During the audition Berners-Lee declared that “The internet was already around. … All I was doing was putting together bits that had been around for years …” And he was right of course, as the World Wide Web was not invented from scratch. It was rather the evolution of preexisting technologies, such as the long established public and private networks of the time which run in the form of Arpanet, BBSs, and other related initiatives since the mid to late 1980s, when the Web was really at its inception. But that probably wasn’t the type of answer the defenders of the “free web” had wished he’d come up with.

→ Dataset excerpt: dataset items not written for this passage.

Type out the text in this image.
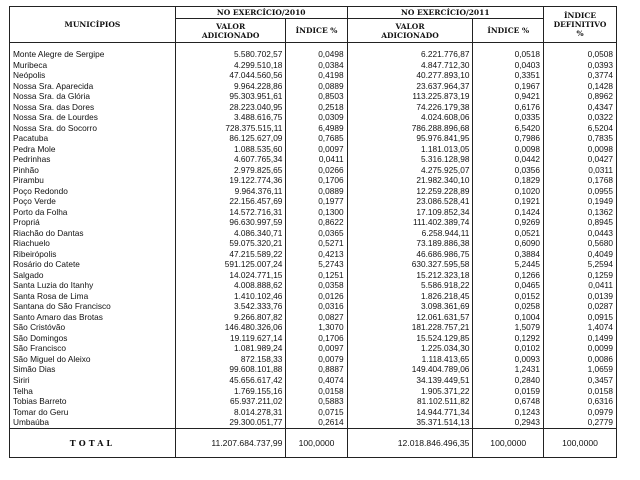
MUNICÍPIOS	NO EXERCÍCIO/2010		NO EXERCÍCIO/2011		ÍNDICE DEFINITIVO %
	VALOR ADICIONADO	ÍNDICE %	VALOR ADICIONADO	ÍNDICE %	
Monte Alegre de Sergipe	5.580.702,57	0,0498	6.221.776,87	0,0518	0,0508
Muribeca	4.299.510,18	0,0384	4.847.712,30	0,0403	0,0393
Neópolis	47.044.560,56	0,4198	40.277.893,10	0,3351	0,3774
Nossa Sra. Aparecida	9.964.228,86	0,0889	23.637.964,37	0,1967	0,1428
Nossa Sra. da Glória	95.303.951,61	0,8503	113.225.873,19	0,9421	0,8962
Nossa Sra. das Dores	28.223.040,95	0,2518	74.226.179,38	0,6176	0,4347
Nossa Sra. de Lourdes	3.488.616,75	0,0309	4.024.608,06	0,0335	0,0322
Nossa Sra. do Socorro	728.375.515,11	6,4989	786.288.896,68	6,5420	6,5204
Pacatuba	86.125.627,09	0,7685	95.976.841,95	0,7986	0,7835
Pedra Mole	1.088.535,60	0,0097	1.181.013,05	0,0098	0,0098
Pedrinhas	4.607.765,34	0,0411	5.316.128,98	0,0442	0,0427
Pinhão	2.979.825,65	0,0266	4.275.925,07	0,0356	0,0311
Pirambu	19.122.774,36	0,1706	21.982.340,10	0,1829	0,1768
Poço Redondo	9.964.376,11	0,0889	12.259.228,89	0,1020	0,0955
Poço Verde	22.156.457,69	0,1977	23.086.528,41	0,1921	0,1949
Porto da Folha	14.572.716,31	0,1300	17.109.852,34	0,1424	0,1362
Propriá	96.630.997,59	0,8622	111.402.389,74	0,9269	0,8945
Riachão do Dantas	4.086.340,71	0,0365	6.258.944,11	0,0521	0,0443
Riachuelo	59.075.320,21	0,5271	73.189.886,38	0,6090	0,5680
Ribeirópolis	47.215.589,22	0,4213	46.686.986,75	0,3884	0,4049
Rosário do Catete	591.125.007,24	5,2743	630.327.595,58	5,2445	5,2594
Salgado	14.024.771,15	0,1251	15.212.323,18	0,1266	0,1259
Santa Luzia do Itanhy	4.008.888,62	0,0358	5.586.918,22	0,0465	0,0411
Santa Rosa de Lima	1.410.102,46	0,0126	1.826.218,45	0,0152	0,0139
Santana do São Francisco	3.542.333,76	0,0316	3.098.361,69	0,0258	0,0287
Santo Amaro das Brotas	9.266.807,82	0,0827	12.061.631,57	0,1004	0,0915
São Cristóvão	146.480.326,06	1,3070	181.228.757,21	1,5079	1,4074
São Domingos	19.119.627,14	0,1706	15.524.129,85	0,1292	0,1499
São Francisco	1.081.989,24	0,0097	1.225.034,30	0,0102	0,0099
São Miguel do Aleixo	872.158,33	0,0079	1.118.413,65	0,0093	0,0086
Simão Dias	99.608.101,88	0,8887	149.404.789,06	1,2431	1,0659
Siriri	45.656.617,42	0,4074	34.139.449,51	0,2840	0,3457
Telha	1.769.155,16	0,0158	1.905.371,22	0,0159	0,0158
Tobias Barreto	65.937.211,02	0,5883	81.102.511,82	0,6748	0,6316
Tomar do Geru	8.014.278,31	0,0715	14.944.771,34	0,1243	0,0979
Umbaúba	29.300.051,77	0,2614	35.371.514,13	0,2943	0,2779
TOTAL	11.207.684.737,99	100,0000	12.018.846.496,35	100,0000	100,0000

And they have reasons to fear because Michael Doyle, the sole founder of Eolas, has already gotten away with no less than $100 million, as a result of a settlement after suing Microsoft alleging that it had infringed on one of its patents when enabling Internet Explorer to use plug-ins and applets in the software. In 2009 Eolas sued other big companies over patent number 7,599,985, claiming royalty payments from just about anyone running a website that makes use of common “interactive” features, such as rotating pictures, serving video, or even having a “search suggestion” display in a search box. During 2011 a number of these companies, including Texas Instruments, Oracle and JPMorgan Chase opted for signing licensing deals with Eolas, while the company continues pressing to obtain payoffs from others.
However some companies like Google, Amazon, and Yahoo among others are fighting back, and are trying to use the testimonies of people like Berners-Lee, Netscape co-founder Eric Bina, Viola browser inventor Pei-Yuan Wei, and HTML evangelist Dave Raggett, to win the case.
Jennifer Doan, the lawyer representing Yahoo and Amazon, led the questioning.
“Mr. Berners-Lee, why are you here?” asked Doan.
“I am here because I want to help get some clarity over what was obvious, and what was the feeling of computing in the early 1990. The tools I had in my knapsack, so to speak,” he said.
Doan also asked whether Berners-Lee had invented the web, and more importantly whether he had applied for a patent on it.
“No,” said Berners-Lee.
“Why not?” asked Doan.
“The internet was already around. I was taking hypertext, and it was around a long time too. I was taking stuff we knew how to do. All I was doing was putting together bits that had been around for years in a particular combination to meet the needs that I have.”
Doan: “And who owns the web?”
Berners-Lee: “We do.”
The jury will now determine whether the patents are valid. If Eolas wins the case Mr Doyle would be entitled to claim royalty payments from just about every modern website.